Vibecoding is a first filter not a verdict
Here’s what it actually tests: whether your features are defensible. And increasingly, for almost everyone, the answer is no. That isn’t news. It’s the whole reason I keep saying you have to build something the model can’t eat. If your product is a thin layer over capability that commoditises by the month, vibecoding just makes that obvious faster.
But a company is much more than a collection of features.
I wrote a while back about how AI changes the value chain of a company.
The short version: everything a company produces runs through a flow of data → application → implementation. A feature isn’t a step in that flow. It’s the output of running the whole thing. Whether you “create a product feature, or a report for the board,” you start with data, apply it to a problem, and ship the result.

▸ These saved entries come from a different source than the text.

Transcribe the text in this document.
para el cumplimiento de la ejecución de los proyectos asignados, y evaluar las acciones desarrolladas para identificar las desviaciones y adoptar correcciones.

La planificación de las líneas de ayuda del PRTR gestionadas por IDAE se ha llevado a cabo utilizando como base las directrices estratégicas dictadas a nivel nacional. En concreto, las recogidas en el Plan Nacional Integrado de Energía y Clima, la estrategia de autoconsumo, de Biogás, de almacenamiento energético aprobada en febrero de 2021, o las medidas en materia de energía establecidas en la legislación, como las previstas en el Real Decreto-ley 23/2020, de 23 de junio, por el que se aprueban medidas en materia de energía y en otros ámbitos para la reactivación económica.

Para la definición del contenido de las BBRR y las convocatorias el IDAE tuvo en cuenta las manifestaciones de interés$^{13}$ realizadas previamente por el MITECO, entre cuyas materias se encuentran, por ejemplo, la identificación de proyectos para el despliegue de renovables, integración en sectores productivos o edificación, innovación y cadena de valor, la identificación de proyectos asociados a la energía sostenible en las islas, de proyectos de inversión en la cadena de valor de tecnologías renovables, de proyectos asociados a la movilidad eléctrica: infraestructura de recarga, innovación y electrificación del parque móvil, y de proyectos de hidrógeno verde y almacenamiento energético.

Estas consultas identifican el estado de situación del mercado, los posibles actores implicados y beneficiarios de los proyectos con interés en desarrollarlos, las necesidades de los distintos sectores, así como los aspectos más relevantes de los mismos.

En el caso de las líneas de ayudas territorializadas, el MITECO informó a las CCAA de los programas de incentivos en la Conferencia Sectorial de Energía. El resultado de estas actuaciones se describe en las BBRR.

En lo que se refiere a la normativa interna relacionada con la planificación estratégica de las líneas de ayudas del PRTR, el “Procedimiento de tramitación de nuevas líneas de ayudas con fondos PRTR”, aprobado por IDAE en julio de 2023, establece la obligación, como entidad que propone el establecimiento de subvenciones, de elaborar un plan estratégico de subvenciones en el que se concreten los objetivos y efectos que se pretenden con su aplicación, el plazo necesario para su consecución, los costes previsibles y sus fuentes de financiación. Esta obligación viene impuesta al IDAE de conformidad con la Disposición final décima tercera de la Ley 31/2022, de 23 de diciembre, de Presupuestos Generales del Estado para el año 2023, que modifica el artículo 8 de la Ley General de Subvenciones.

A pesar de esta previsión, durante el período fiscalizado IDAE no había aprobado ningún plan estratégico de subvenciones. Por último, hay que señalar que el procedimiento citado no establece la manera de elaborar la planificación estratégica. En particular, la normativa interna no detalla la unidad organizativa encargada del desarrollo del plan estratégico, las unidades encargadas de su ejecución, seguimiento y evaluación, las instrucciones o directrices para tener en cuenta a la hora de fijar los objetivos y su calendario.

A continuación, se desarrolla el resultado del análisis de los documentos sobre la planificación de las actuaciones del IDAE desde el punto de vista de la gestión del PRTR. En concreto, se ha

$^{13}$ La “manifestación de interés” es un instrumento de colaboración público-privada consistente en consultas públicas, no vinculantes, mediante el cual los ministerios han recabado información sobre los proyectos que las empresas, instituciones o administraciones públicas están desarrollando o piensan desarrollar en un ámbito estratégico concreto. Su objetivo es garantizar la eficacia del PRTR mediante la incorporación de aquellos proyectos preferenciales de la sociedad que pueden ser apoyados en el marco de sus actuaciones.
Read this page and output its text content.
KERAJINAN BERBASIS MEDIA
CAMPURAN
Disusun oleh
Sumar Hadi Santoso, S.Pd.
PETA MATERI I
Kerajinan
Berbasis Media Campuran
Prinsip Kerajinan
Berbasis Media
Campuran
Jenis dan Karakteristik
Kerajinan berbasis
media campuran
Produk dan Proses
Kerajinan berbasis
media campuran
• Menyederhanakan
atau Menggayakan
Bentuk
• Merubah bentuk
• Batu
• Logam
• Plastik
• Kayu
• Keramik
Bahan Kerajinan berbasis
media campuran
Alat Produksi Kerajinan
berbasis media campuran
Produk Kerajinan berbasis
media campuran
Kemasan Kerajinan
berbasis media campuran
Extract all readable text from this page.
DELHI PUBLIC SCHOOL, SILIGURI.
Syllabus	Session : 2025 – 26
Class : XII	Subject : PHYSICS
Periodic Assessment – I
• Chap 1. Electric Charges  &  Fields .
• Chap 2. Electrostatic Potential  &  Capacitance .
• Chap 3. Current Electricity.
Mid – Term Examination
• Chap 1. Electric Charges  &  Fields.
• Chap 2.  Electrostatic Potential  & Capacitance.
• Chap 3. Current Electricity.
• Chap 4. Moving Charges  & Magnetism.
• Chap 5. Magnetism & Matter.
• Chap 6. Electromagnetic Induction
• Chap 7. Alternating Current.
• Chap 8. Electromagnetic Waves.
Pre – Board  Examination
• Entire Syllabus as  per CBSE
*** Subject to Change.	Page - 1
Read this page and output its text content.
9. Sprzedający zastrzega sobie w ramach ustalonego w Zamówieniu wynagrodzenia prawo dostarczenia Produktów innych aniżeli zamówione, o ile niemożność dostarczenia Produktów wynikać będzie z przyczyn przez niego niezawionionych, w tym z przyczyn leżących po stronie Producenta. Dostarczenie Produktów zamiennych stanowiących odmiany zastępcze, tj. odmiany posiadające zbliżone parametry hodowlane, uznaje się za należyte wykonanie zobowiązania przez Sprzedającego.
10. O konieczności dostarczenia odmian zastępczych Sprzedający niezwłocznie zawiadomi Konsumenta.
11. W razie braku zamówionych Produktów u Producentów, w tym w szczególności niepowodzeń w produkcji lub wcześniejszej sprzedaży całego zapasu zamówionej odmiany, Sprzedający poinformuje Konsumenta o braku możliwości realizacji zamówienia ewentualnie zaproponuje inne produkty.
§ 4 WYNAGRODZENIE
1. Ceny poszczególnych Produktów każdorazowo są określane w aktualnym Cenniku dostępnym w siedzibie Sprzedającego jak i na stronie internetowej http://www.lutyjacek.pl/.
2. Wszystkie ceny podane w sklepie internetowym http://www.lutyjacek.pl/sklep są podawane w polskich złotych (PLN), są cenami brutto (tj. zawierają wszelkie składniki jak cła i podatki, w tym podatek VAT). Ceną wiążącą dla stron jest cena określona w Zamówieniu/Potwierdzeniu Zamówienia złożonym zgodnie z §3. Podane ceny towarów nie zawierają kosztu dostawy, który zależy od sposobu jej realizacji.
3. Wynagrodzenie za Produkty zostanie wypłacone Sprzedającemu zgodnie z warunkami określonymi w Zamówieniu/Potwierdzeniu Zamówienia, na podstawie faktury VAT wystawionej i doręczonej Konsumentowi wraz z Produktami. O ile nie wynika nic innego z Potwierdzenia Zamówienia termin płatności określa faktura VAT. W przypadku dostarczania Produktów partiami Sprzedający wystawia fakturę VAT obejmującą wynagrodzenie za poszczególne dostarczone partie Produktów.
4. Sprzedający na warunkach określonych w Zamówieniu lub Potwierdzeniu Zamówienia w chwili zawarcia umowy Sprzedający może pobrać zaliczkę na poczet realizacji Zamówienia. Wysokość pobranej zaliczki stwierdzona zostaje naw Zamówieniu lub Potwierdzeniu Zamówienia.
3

Which is exactly why vibecoding is a narrow test. It clones the technical output: the finished software, as it appears on the surface. It does not clone the chain that produced it: the proprietary data that went in, the judgement applied to it, or the trust and distribution wrapped around it. Cloning what a company shipped is not the same as cloning how, and why, it can keep shipping.
Cloning what a company shipped is not the same as
cloning how, and why, it can keep shipping.
So no, it doesn’t eat the audience you’ve earned, the customers who stay, the distribution you’ve built, or the way your team actually innovates. Those are the things that compound, and none of them show up when a model clones your UI.
I have spoken about how companies are revenue generating systems. And more than ever we see that shipping a product is only a small part of that system. The much larger part is the kernel of expertise and judgement that connects an interested ICP and a vision for a solution.
Final Word
So by all means, run the vibecoding test. If a target’s product can be trivially regenerated, that’s a real signal about pricing power, about how much of the value genuinely sits in the software. But treat it as the cheap, fast screen it is. The expensive question, the one that actually determines whether an acquisition is worth it, is everything the model can’t replicate: who the company reaches, why those people stay, and how it keeps making good decisions once the easy stuff is automated away.
Replicating software has never been the hard part. Building a company around it is.